To investigate the effect of menthol : phenylacetic acid volume on the efficiency of the offered method, its volume was varied in the range of 55–80 μL. Referring to the results, the ERs of both analytes increased up to 65 μL and remained constant at the higher volumes. So, the following experiments were performed using 65 μL of menthol : phenylacetic acid DES.

3.1.4. Optimization of ionic strength. In the DLLME-based methods, altering the ionic strength of the sample solution can affect the efficiency of the offered method through salting-out (in which the solubility of the analytes in the aqueous phase decreases and simultaneously enhances their migration into an extraction solvent, which can lead to a higher ER) or salting-in (in which the viscosity of the sample solution was increased as a result of adding a salt) effects. In this step, NaCl at various concentrations (0, 2.5, 5.0, 7.5, and 10%, w/v) was added to the sample solution to determine the optimum concentration. According to the obtained results, the salting-in effect is predominant in this work, and the ERs of both analytes decrease with increasing NaCl concentration. Considering this point, the following studies were performed in the absence of NaCl.

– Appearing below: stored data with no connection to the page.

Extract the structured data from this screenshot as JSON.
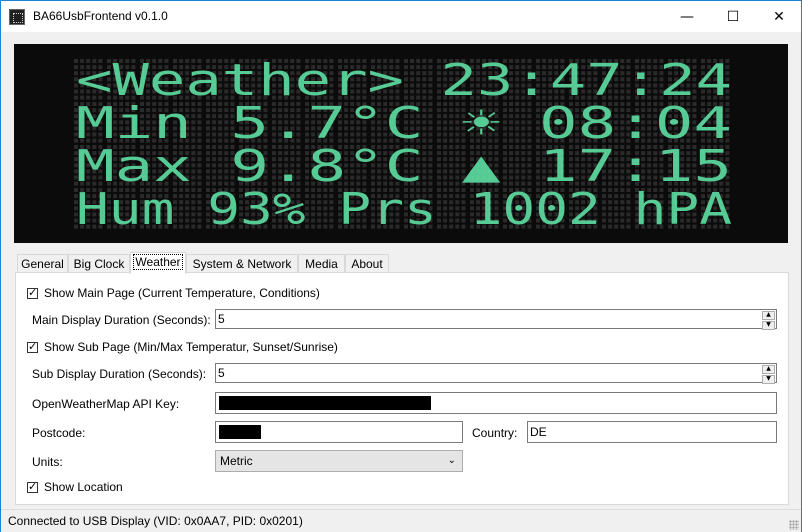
{
  "window": {
    "title": "BA66UsbFrontend v0.1.0",
    "minimize": "—",
    "maximize": "☐",
    "close": "✕"
  },
  "display": {
    "rows": [
      "<Weather>   23:47:24",
      "Min   5.7°C  ☀ 08:04",
      "Max   9.8°C  ▲ 17:15",
      "Hum 93% Prs 1002 hPA"
    ],
    "on_color": "#5cdba0",
    "off_color": "#2a2a2a"
  },
  "tabs": [
    {
      "label": "General"
    },
    {
      "label": "Big Clock"
    },
    {
      "label": "Weather"
    },
    {
      "label": "System & Network"
    },
    {
      "label": "Media"
    },
    {
      "label": "About"
    }
  ],
  "weather": {
    "show_main_label": "Show Main Page (Current Temperature, Conditions)",
    "show_main_checked": true,
    "main_duration_label": "Main Display Duration (Seconds):",
    "main_duration_value": "5",
    "show_sub_label": "Show Sub Page (Min/Max Temperatur, Sunset/Sunrise)",
    "show_sub_checked": true,
    "sub_duration_label": "Sub Display Duration (Seconds):",
    "sub_duration_value": "5",
    "api_key_label": "OpenWeatherMap API Key:",
    "postcode_label": "Postcode:",
    "country_label": "Country:",
    "country_value": "DE",
    "units_label": "Units:",
    "units_value": "Metric",
    "show_location_label": "Show Location",
    "show_location_checked": true
  },
  "status": {
    "text": "Connected to USB Display (VID: 0x0AA7, PID: 0x0201)"
  }
}
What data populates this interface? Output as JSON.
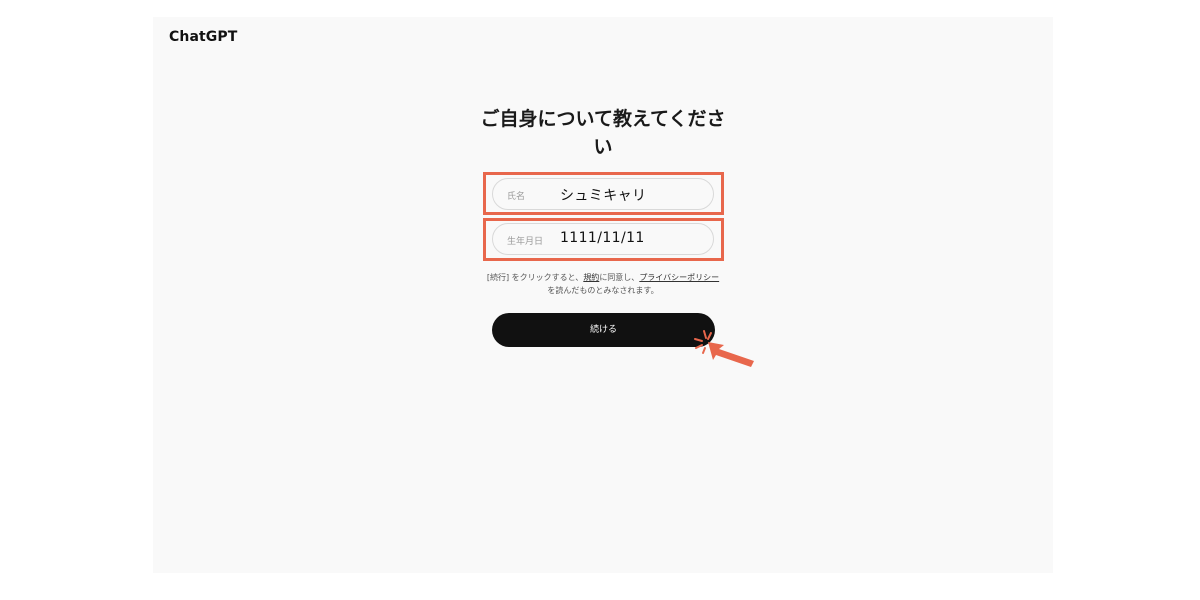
{
  "app": {
    "brand": "ChatGPT"
  },
  "form": {
    "heading": "ご自身について教えてください",
    "name_field": {
      "label": "氏名",
      "value": "シュミキャリ"
    },
    "birthday_field": {
      "label": "生年月日",
      "value": "1111/11/11"
    },
    "terms": {
      "prefix": "[続行] をクリックすると、",
      "terms_link": "規約",
      "middle": "に同意し、",
      "privacy_link": "プライバシーポリシー",
      "suffix": "を読んだものとみなされます。"
    },
    "continue_label": "続ける"
  },
  "colors": {
    "highlight": "#e8674c",
    "button_bg": "#111111",
    "screen_bg": "#f9f9f9"
  },
  "icons": {
    "cursor": "click-pointer-icon"
  }
}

3.1.5. Optimization of the type and volume of the density modifier. In the offered gas-controlled density-tunable SFOD-DLLME (GCT-DT-SFOD-DLLME) method, a density modifier is required to maintain the extraction solvent at the bottom of the syringe (by increasing density) prior to the bubbling of the gas. For this purpose, dichloromethane (175 μL) and chloroform (110 μL) were tested as density modifier solvents (various volumes were selected due to the different solubility of the mentioned solvents in water). These solvents were selected since they have a density higher than that of water and high vapor pressure (to evaporate in a short time). Referring to the results in Fig. 3, chloroform provides the highest ERs for both analytes (this can be attributed to the slower evaporation of chloroform in comparison with dichloromethane that leads to the release of tiny droplets of the extractant) and was selected as the density modifier solvent in the following experiments.

Fig. 3 Selection of density modifier. Conditions: the same as those utilized in Fig. 2, except menthol : phenylacetic acid DES (65 μL) was utilized as extractant.

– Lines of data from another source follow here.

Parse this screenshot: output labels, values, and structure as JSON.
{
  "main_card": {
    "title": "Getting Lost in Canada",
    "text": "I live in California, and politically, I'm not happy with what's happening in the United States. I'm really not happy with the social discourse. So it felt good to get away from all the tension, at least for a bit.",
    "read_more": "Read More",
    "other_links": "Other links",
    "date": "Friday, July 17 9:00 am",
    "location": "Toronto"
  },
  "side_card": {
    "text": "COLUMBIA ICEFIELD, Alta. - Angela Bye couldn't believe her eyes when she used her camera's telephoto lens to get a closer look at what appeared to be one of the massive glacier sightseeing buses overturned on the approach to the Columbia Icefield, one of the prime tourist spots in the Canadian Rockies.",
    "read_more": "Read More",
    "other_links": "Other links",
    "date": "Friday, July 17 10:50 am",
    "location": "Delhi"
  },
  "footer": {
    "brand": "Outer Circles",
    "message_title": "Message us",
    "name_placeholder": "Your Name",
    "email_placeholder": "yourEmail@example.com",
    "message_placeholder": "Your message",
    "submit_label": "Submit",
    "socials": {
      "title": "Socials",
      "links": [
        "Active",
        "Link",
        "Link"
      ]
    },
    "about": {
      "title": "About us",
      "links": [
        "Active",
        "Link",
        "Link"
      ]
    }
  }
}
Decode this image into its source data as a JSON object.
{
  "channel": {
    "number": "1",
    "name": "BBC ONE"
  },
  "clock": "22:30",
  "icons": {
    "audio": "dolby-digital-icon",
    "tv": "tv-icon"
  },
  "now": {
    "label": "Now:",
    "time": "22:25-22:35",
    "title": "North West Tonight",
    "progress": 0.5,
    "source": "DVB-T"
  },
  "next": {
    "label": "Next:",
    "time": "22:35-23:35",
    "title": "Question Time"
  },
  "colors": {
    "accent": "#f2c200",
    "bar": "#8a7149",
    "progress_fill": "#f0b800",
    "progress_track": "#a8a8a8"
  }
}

The volume of chloroform is another parameter that can affect the efficiency of the offered method and the required extraction time. To determine the optimum volume of chloroform, its volume was varied in the range of 110 (this volume was the least possible volume that could maintain the extractant at the bottom of the syringe prior to starting the extraction procedure) to 150 μL (at the intervals of 10 μL). Based on these outcomes, the ERs of the analytes were not altered by increasing the chloroform volume. Therefore, to shorten the required extraction time, 110 μL chloroform was used in the offered extraction procedure.

3.1.6. Optimization of the gas type and flow rate. The offered GCT-DT-SFOD-DLLME method was started by bubbling in an inert gas (by doing so, the density modifier solvent was completely removed and fine droplets of the extractant were released). Thus, the type and flow rate of the employed gas needed to be optimized. To find a suitable solvent, various experiments were performed in the presence of nitrogen, argon, and helium gases. Considering the results shown in Fig. 4, there is no difference between the utilized gases. Considering this point and regarding the low-cost of nitrogen gas, it was selected to be used in the subsequent experiments.

Fig. 4 Selection of inert gas type. Conditions: the same as those utilized in Fig. 3, except the 110 μL chloroform was utilized in the extraction process.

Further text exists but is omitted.